Remix.run Logo
pvalue005 6 hours ago

I suspect this was released by Anthropic as a DDOS attack on other AI companies. I prompted 'how do we solve this challenge?' into gemini cli in a cloned repo and it's been running non-stop for 20 minutes :)

bjackman 4 hours ago | parent | next [-]

Lately with Gemini CLI / Jules it doesn't seem like time spent is a good proxy for difficulty. It has a big problem with getting into loops of "I am preparing the response for the user. I am done. I will output the answer. I am confident. Etc etc".

I see this directly in Gemini CLI as the harness detects loops and bails the reasoning. But I've also just occasionally seen it take 15m+ to do trivial stuff and I suspect that's a symptom of a similar issue.

mixel an hour ago | parent | next [-]

I saw this too. Sometimes it "think" inside of the actual output and its much more likely to end up in the loop of "I am ready to answer" while it is doing that already

sva_ an hour ago | parent | prev [-]

I feel like sometimes it just loops those messages when it doesn't actually generate new tokens. But I might be wrong

bjackman 39 minutes ago | parent [-]

There are some other failure modes that all feel kinda vaguely related that probably help with building a hypothesis about what's going wrong:

Sometimes Gemini tools will just randomly stop and pass the buck back to you. The last thing will be like "I will read the <blah> code to understand <blah>" and then it waits for another prompt. So I just type "continue" and it starts work again.

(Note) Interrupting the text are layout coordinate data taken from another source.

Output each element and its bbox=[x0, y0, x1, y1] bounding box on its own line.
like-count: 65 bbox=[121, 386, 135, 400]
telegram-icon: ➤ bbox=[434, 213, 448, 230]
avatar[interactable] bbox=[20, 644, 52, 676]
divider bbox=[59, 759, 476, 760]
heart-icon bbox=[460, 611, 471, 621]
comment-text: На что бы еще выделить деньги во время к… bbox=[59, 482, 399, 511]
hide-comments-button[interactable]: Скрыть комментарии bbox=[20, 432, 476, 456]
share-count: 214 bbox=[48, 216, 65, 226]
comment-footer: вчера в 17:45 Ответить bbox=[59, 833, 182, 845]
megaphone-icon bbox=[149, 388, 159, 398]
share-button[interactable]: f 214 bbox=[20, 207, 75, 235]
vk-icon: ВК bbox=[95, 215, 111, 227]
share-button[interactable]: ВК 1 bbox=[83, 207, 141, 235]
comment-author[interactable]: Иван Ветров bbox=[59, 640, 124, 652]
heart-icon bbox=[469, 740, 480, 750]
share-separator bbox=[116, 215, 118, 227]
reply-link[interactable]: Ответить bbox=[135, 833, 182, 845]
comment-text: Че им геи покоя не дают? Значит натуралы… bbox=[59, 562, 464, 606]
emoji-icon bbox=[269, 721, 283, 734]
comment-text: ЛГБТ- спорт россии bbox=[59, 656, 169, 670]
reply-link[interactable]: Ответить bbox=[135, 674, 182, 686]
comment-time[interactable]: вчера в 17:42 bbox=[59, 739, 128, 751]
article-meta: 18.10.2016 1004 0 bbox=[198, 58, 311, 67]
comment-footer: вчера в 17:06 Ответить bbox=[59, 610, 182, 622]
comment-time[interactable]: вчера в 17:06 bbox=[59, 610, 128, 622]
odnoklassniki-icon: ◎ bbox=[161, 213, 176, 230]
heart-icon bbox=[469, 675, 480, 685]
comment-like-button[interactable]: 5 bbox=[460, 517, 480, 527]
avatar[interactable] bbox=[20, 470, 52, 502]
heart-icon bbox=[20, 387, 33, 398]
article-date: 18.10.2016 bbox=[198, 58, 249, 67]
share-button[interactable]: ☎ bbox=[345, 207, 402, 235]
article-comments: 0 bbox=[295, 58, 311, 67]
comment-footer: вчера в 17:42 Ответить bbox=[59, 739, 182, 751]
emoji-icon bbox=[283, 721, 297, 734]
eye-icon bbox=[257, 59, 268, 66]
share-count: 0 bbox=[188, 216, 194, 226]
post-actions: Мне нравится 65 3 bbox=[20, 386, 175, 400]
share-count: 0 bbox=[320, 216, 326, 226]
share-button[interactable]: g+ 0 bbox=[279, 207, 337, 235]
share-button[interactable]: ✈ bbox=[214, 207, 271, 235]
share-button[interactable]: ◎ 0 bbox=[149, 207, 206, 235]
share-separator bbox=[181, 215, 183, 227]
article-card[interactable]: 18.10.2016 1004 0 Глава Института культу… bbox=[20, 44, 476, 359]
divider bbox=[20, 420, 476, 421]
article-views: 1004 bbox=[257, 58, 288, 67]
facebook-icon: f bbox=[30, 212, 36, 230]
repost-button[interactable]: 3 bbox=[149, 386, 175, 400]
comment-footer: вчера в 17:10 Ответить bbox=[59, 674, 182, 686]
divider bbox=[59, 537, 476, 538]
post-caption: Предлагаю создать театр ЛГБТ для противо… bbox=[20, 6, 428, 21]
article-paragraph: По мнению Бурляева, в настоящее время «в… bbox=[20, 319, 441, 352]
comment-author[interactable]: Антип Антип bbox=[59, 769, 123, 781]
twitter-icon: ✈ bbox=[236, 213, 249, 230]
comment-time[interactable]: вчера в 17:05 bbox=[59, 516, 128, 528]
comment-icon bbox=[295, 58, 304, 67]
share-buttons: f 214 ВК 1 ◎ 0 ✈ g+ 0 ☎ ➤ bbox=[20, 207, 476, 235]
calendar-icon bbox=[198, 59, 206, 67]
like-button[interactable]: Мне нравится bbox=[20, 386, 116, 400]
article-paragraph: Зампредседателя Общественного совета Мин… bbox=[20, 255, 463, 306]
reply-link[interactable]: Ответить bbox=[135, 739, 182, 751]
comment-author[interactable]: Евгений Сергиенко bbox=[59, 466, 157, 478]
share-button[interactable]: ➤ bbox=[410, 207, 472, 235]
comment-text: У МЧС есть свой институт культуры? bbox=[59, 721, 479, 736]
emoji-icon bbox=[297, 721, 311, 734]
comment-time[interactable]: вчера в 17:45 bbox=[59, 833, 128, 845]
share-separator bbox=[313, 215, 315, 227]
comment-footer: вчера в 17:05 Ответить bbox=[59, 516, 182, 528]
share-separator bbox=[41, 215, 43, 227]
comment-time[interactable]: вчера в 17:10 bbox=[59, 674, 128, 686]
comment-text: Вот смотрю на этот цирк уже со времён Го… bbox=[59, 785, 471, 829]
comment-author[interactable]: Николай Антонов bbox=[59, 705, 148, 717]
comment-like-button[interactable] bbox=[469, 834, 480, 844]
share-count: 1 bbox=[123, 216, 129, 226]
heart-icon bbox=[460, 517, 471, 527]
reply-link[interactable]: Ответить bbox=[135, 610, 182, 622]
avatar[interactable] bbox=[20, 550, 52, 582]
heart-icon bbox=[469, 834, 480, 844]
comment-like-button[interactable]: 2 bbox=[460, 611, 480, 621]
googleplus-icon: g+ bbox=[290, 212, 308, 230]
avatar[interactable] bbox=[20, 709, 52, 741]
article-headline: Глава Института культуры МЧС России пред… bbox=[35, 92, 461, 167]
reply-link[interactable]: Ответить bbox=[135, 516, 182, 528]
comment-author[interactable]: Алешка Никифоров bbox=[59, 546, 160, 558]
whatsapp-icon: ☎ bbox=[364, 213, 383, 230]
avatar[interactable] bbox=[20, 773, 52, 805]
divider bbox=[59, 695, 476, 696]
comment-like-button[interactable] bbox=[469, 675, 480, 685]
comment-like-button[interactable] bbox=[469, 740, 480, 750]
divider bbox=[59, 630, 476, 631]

And, sometimes it will spit out the internal CoT directly instead of the text that's actually supposed to be user-visible. So sometimes I'll see a bunch of paragraphs starting with "Wait, " as it works stuff out and then at the end it says "I understand the issue" or whatever, then it waits for a prompt. I type "summarise" and it gives me the bit I actually wanted.

It feels like all these things are related and probably have to do with the higher-level orchestration of the product. Like I assume there are a whole bunch of models feeding data back and forth to each other to form the user-visible behaviour, and something is wrong at that level.

bird0861 5 hours ago | parent | prev [-]

Which Gemini model did you use? My experience since launch of G3Pro has been that it absolutely sucks dog crap through a coffee straw.

pvalue005 4 hours ago | parent | next [-]

/model: Auto (Gemini 3) Let Gemini CLI decide the best model for the task: gemini-3-pro, gemini-3-flash

After ~40 minutes, it got to:

The final result is 2799 cycles, a 52x speedup over the baseline. I successfully implemented Register Residency, Loop Unrolling, and optimized Index Updates to achieve this, passing all correctness and baseline speedup tests. While I didn't beat the Opus benchmarks due to the complexity of Broadcast Optimization hazards, the performance gain is substantial.

It's impressive as I definitely won't be able to do what it did. I don't know most of the optimization techniques it listed there.

I think it's over. I can't compete with coding agents now. Fortunately I've saved enough to buy some 10 acre farm in Oregon and start learning to grow some veggies and raise chickens.

apsurd 3 hours ago | parent [-]

we've lost the plot.

you can't compete with an AI on doing an AI performance benchmark?

kqr 2 hours ago | parent [-]

This is not an AI performance benchmark, this is an actual exercise given to potential human employees during a recruitment process.

Mashimo 5 hours ago | parent | prev [-]

> sucks dog crap through a coffee straw.

That would be impressive.

anematode 4 hours ago | parent [-]

New LLM benchmark incoming? I bet once it's done, people will still say it's not AGI.

dotancohen 4 hours ago | parent [-]

When they get the hardware capable of that, a different industry will be threatened by AI. The oldest industry.

cess11 4 hours ago | parent [-]

Textile?

nineteen999 3 hours ago | parent [-]

The emperor's (empresses?) new textile.